Dieser Test beruht darauf, daß mit dem Wasser, das ein Ertrinkender einatmet, auch einzellige Kieselalgen, auch als Diatomeen bezeichnet (s. Bild), die darin leben, aufgenommen und durch den Kreislauf in seinem Körper und den Organen verteilt werden. In Präparaten der Organe können die Diatomeen dann anhand ihrer typischen silikathaltigen Hülle, den man unter dem Mikroskop erkennen kann. Der Diatomeen-Test hat sich lange bewährt und ist daher recht weit verbreitet, doch er hat auch einige Nachteile und Schwächen.
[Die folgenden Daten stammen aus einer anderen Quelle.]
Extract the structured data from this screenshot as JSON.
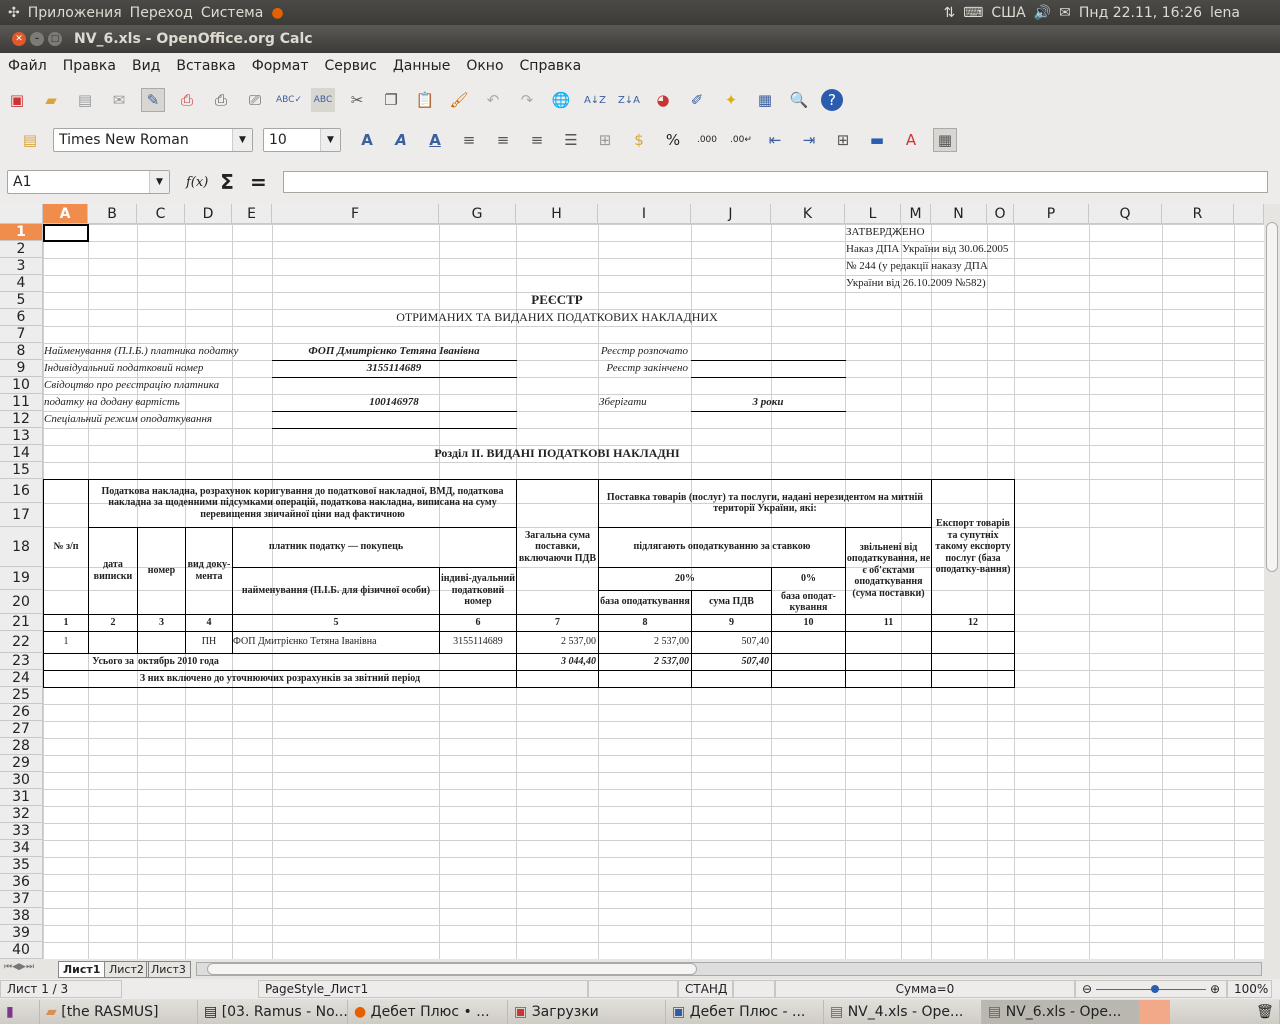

Er ist aufwendig, erfordert den Einsatz unangenehmer Chemikalien, ist nicht sehr spezifisch und fällt (falsch) negativ aus, wenn das eingeatmete Wasser keine Diatomeen enthielt.Um dem abzuhelfen, wurden mehrere molekularbiologische Verfahren entwickelt, die auf dem PCR-Nachweis von Diatomeen aber auch anderen Organismen wie Cyanobakterien und Grünalgen beruhen [2-6]. Für diese PCRs werden Primer eingesetzt, die in für diese Organismen spezifischen Abschnitten der 16S- und 18S-rRNA-Genen oder in Genen für spezifische Proteine, wie der großen Untereinheit der Ribulose-1,5-bisphosphat-carboxylase/oxygenase binden. Diese Primer erzeugen also keine Produkte mit menschlicher oder tierischer DNA.
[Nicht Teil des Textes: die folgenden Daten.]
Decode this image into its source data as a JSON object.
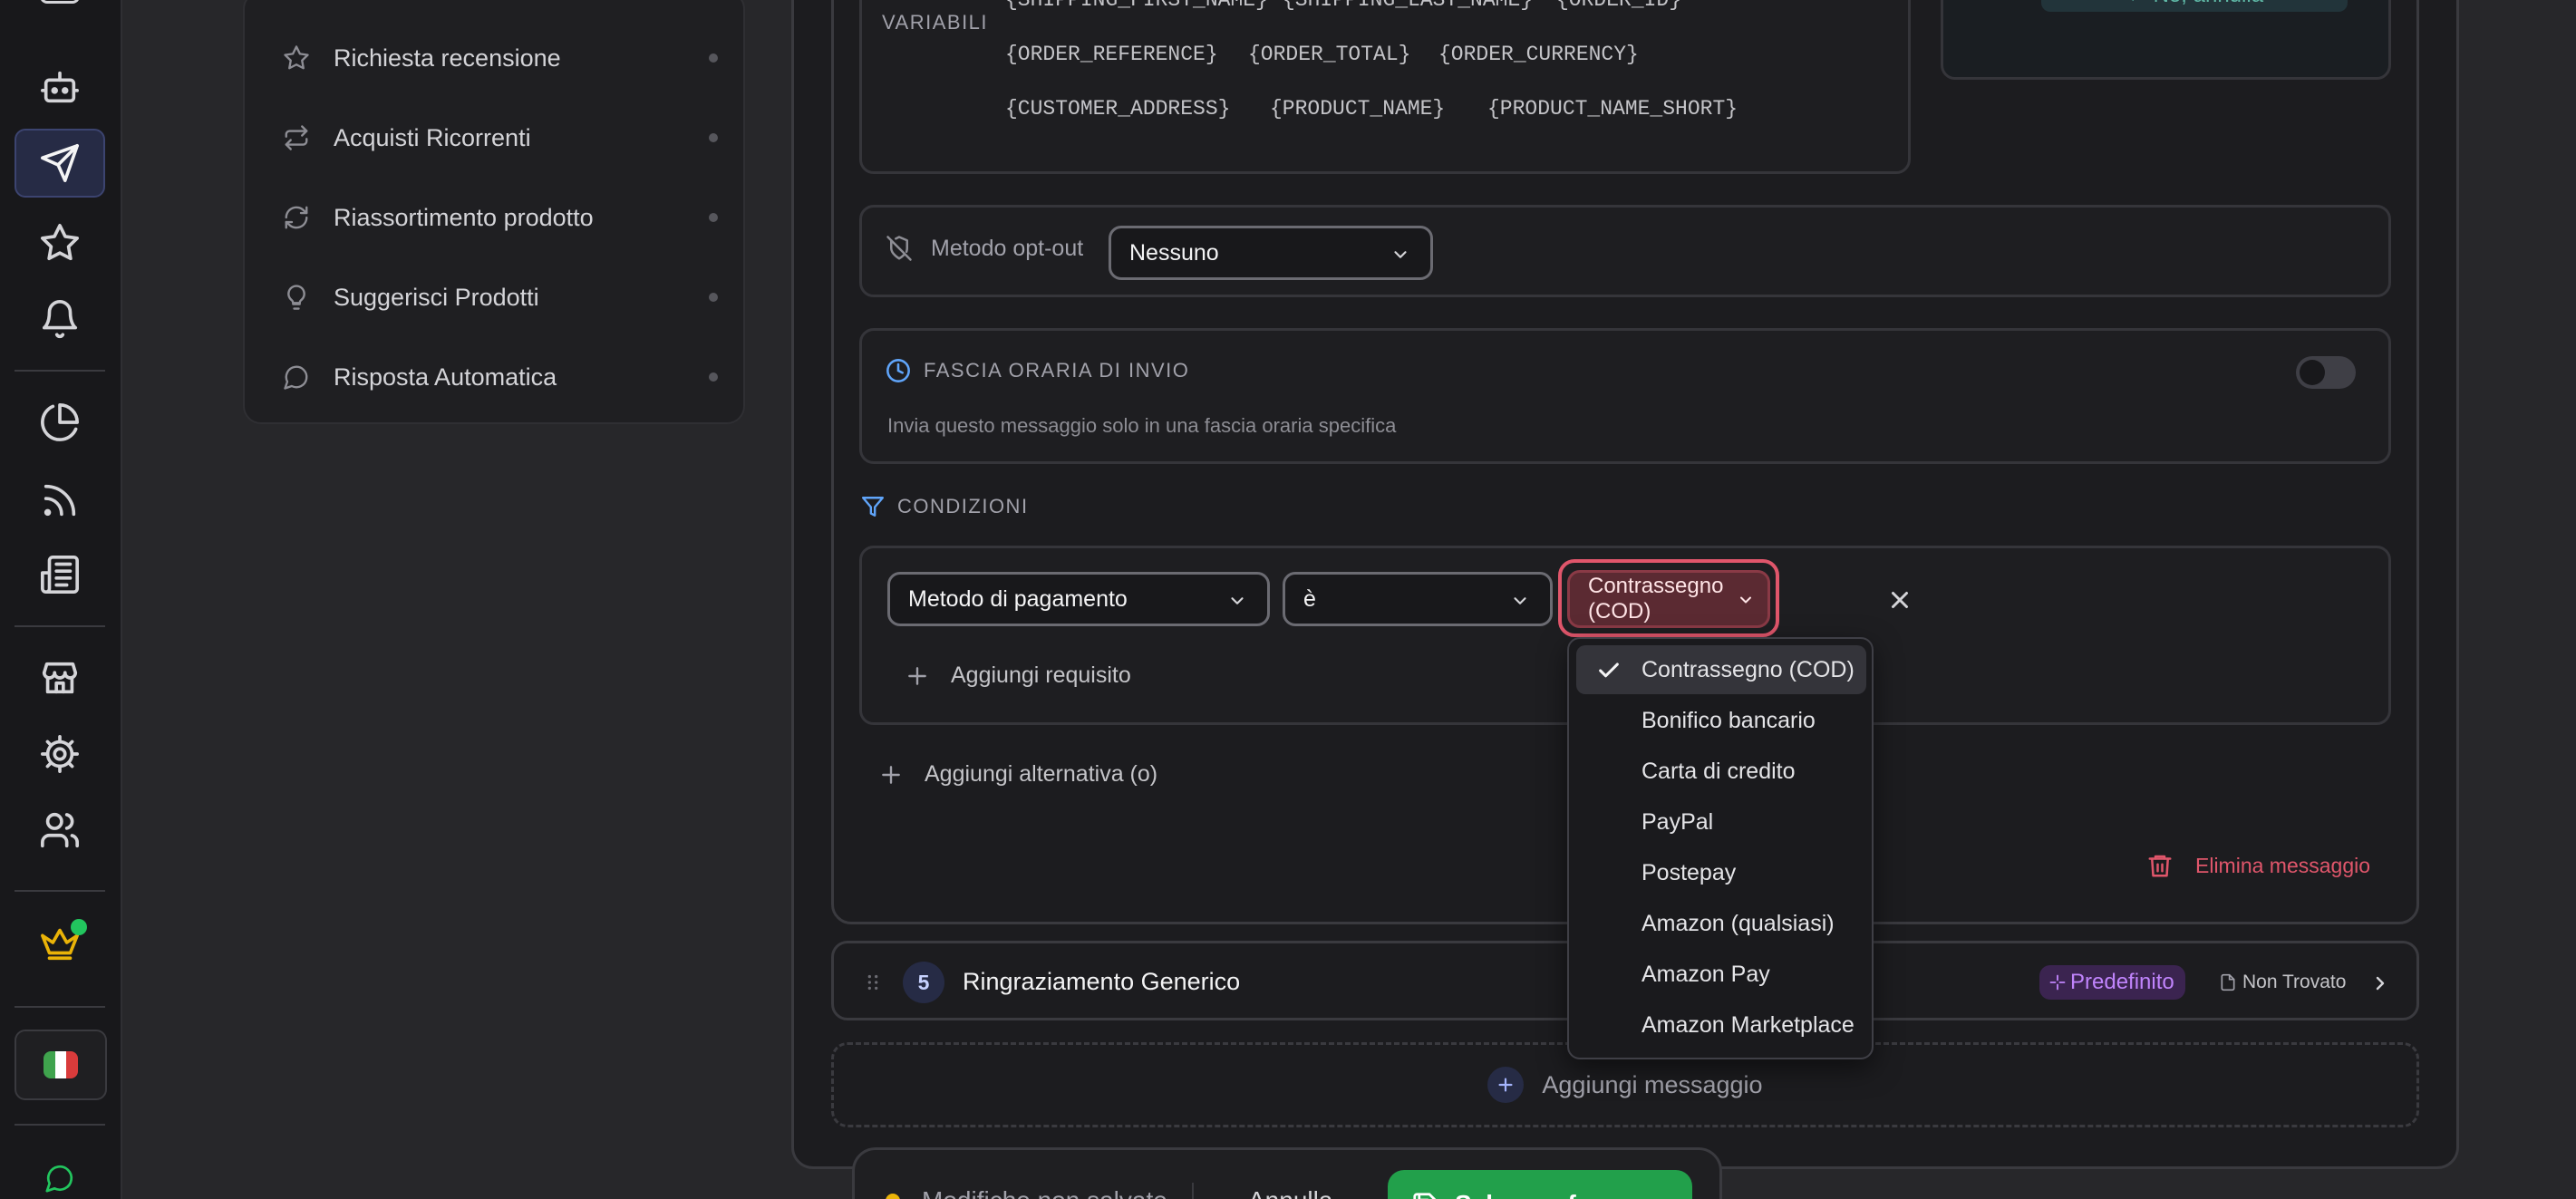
{
  "sidebar_rail": {
    "icons": [
      "bot-icon",
      "send-icon",
      "star-icon",
      "bell-icon",
      "pie-chart-icon",
      "rss-icon",
      "newspaper-icon",
      "store-icon",
      "settings-icon",
      "users-icon",
      "crown-icon",
      "message-icon"
    ],
    "active": "send-icon",
    "language_flag_colors": [
      "#3fa34d",
      "#ffffff",
      "#d93b3b"
    ],
    "crown_color": "#eab308",
    "online_dot_color": "#22c55e"
  },
  "subnav": {
    "items": [
      {
        "label": "Richiesta recensione",
        "icon": "star-icon"
      },
      {
        "label": "Acquisti Ricorrenti",
        "icon": "repeat-icon"
      },
      {
        "label": "Riassortimento prodotto",
        "icon": "refresh-icon"
      },
      {
        "label": "Suggerisci Prodotti",
        "icon": "lightbulb-icon"
      },
      {
        "label": "Risposta Automatica",
        "icon": "message-circle-icon"
      }
    ]
  },
  "editor": {
    "variables_label": "VARIABILI",
    "variables": [
      [
        "{SHIPPING_FIRST_NAME}",
        "{SHIPPING_LAST_NAME}",
        "{ORDER_ID}"
      ],
      [
        "{ORDER_REFERENCE}",
        "{ORDER_TOTAL}",
        "{ORDER_CURRENCY}"
      ],
      [
        "{CUSTOMER_ADDRESS}",
        "{PRODUCT_NAME}",
        "{PRODUCT_NAME_SHORT}"
      ]
    ],
    "cancel_reply_label": "← No, annulla",
    "optout": {
      "label": "Metodo opt-out",
      "value": "Nessuno"
    },
    "time_window": {
      "title": "FASCIA ORARIA DI INVIO",
      "description": "Invia questo messaggio solo in una fascia oraria specifica",
      "enabled": false
    },
    "conditions": {
      "title": "CONDIZIONI",
      "field": "Metodo di pagamento",
      "operator": "è",
      "value": "Contrassegno (COD)",
      "add_requirement": "Aggiungi requisito",
      "add_alternative": "Aggiungi alternativa (o)"
    },
    "delete_message": "Elimina messaggio",
    "accent_color": "#e0566b"
  },
  "dropdown": {
    "options": [
      "Contrassegno (COD)",
      "Bonifico bancario",
      "Carta di credito",
      "PayPal",
      "Postepay",
      "Amazon (qualsiasi)",
      "Amazon Pay",
      "Amazon Marketplace"
    ],
    "selected": "Contrassegno (COD)"
  },
  "message_row": {
    "number": "5",
    "title": "Ringraziamento Generico",
    "badge": "Predefinito",
    "status": "Non Trovato"
  },
  "add_message": "Aggiungi messaggio",
  "footer_bar": {
    "unsaved": "Modifiche non salvate",
    "cancel": "Annulla",
    "save": "Salva preferenze",
    "save_color": "#22a04b"
  }
}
Die Gruppe um Evelin Racz hat in einem Bericht im International Journal of Legal Medicine nun vier Fälle vorgestellt, in denen solche molekularen Diatomeen-Tests maßgeblich zur Erkennung des Ertrinkens beigetragen haben [1]:
Fall 1: Ein 54-jähriger wurde tot im Grundwasser seines Weinkellers liegend gefunden, es bestand der Verdacht auf akzidentelles Ertrinken. Bei der Obduktion wurden einige äußere Verletzungen festgestellt sowie Hinweise gefunden, daß diese vor dem Tod entstanden waren. Die sonstigen Befunde waren unspezfisch und vereinbar mit Tod durch Ertrinken. Dem Leichnam wurden Blut und Urin entnommen und deren toxikologische Untersuchung erbrachte hohe Ethanolkonzentrationen aber keine Anzeichen auf andere Drogen (s. Tabelle 1). Weder im Grundwasser des Kellers noch in Organschnitten des Toten fanden sich bei mikroskopischer Untersuchung Diatomeen. Die PCR-Analyse des Grundwassers und des Milzgewebes jedoch ergab stark positive Signale für Cyanobakterien und Grünalgen (s. Tabelle 2).
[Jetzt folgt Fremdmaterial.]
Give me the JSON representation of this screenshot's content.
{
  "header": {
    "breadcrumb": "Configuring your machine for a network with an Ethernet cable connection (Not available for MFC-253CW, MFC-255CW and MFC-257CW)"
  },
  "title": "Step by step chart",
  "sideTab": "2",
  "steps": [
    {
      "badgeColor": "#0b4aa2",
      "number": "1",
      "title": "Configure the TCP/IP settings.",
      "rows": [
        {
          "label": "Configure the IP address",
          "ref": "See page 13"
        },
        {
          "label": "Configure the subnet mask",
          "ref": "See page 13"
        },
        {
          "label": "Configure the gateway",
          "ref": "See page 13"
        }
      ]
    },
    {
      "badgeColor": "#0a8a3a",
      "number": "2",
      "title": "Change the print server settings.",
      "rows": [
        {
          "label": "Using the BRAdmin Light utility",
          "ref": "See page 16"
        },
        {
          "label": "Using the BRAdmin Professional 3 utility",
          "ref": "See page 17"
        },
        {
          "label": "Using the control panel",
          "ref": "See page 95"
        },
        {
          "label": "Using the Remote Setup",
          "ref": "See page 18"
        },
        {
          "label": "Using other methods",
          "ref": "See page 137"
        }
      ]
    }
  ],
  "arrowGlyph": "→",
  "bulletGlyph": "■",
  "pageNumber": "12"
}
Fall 2: In einem Löschwasserbecken fand man einen leblosen 26 Monate alten Jungen, der mutmaßlich darin ertrunken war. Trotz der Obduktionsbefunde, die auf Tod durch Ertrinken hindeuteten, fanden sich mikroskopisch keine Diatomeen im Wasser und den Organen des Kindes (Tabelle 1). Die Tests auf Alkohol und Drogen waren negativ. Die molekularbiologische Analyse mittels PCR erbrachte jedoch den Nachweis von Diatomeen und Cyanobakterien in Wasser und Milzgewebe (Tabelle 2).
Fall 3: Ein 53-jähriger wurde tot aus einem Spaßbad geborgen. Die Obduktion ergab reichlich Hinweise für eine möglicherweise tödliche Arrhythmie, die zu einer vorübergehenden Bewußtlosigkeit geführt und den Tod durch Ertrinken verursacht haben könnte. Der Untersuchung auf Drogen ergab keine Befunde, allerdings wurde eine Ethanolblutkonzentration von 0,21 g/l festgestellt. Anzeichen für Diatomeen fanden sich bei mikroskopischer Untersuchung der Organe zwar nicht (Tabelle 1), jedoch nach PCR-Analyse zusammen mit Cyanobakterien sowohl im Wasser des Spaßbades als auch im Milzgewebe des Toten.
Fall 4: An einem Dezembertag fand man einen 35 Jahre alten Toten in einem mit Regenwasser gefüllten Graben. Autoptisch ergaben sich mit Ertrinken vereinbare aber nicht spezifische Befunde, sowie toxikologisch massiv hohe Ethanolkonzentrationen in Blut und Urin (Tabelle 1). Abermals fand man keine Diatomeen im Milzgewebe unter dem Mikroskop wohl aber durch molekularbiologische Analyse (Tabelle 2). Wasser aus dem Graben war nicht gesichert worden und konnte nicht untersucht werden.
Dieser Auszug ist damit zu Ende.